Monday, December 3, 2012

Egypt judges refuse to supervise constitution vote


 
CAIRO: Egypt’s Judges Club, which represents judges across the country, announced on Sunday that it would not supervise a referendum on a draft constitution, amid a tense standoff between President Mohammed Morsi and the judiciary.

“It has been agreed by all the judges of Egypt and the Judges Clubs outside the capital not to supervise a referendum on the draft constitution and to boycott it,” the head of the Judges Club, Ahmed al-Zind, said in a statement carried by the official MENA news agency.



The strike by the Supreme Constitutional Court and opposition plans to march on the presidential palace on Tuesday take the country’s latest political crisis to a level not seen in the nearly two years of turmoil since Hosni Mubarak’s ouster in a popular uprising.

Judges from the country’s highest appeals court and its sister lower court were already on an indefinite strike, joining colleagues from other tribunals who suspended work last week to protest what they saw as Morsi’s assault on the judiciary.
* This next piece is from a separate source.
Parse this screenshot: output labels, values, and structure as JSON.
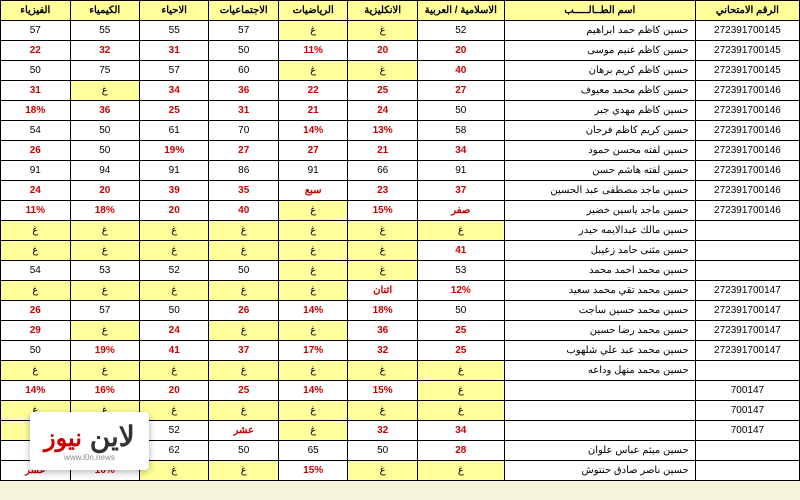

The last time Egypt had an all-out strike by the judiciary was in 1919, when judges joined an uprising against British colonial rule.

The standoff began when Morsi issued decrees on Nov. 22 giving him near-absolute powers that granted himself and the Islamist-dominated assembly drafting the new constitution immunity from the courts.

The constitutional panel then raced in a marathon session last week to vote on the charter’s 236 clauses without the participation of liberal and Christian members. The fast-track hearing pre-empted a decision from the Supreme Constitutional Court that was widely expected to dissolve the constituent assembly.

The judges on Sunday postponed their ruling on that case just before they went on strike.

Without a functioning justice system, Egypt will be plunged even deeper into turmoil. It has already seen a dramatic surge in crime after the uprising, while state authority is being challenged in many aspects of life and the courts are burdened by a massive backlog of cases.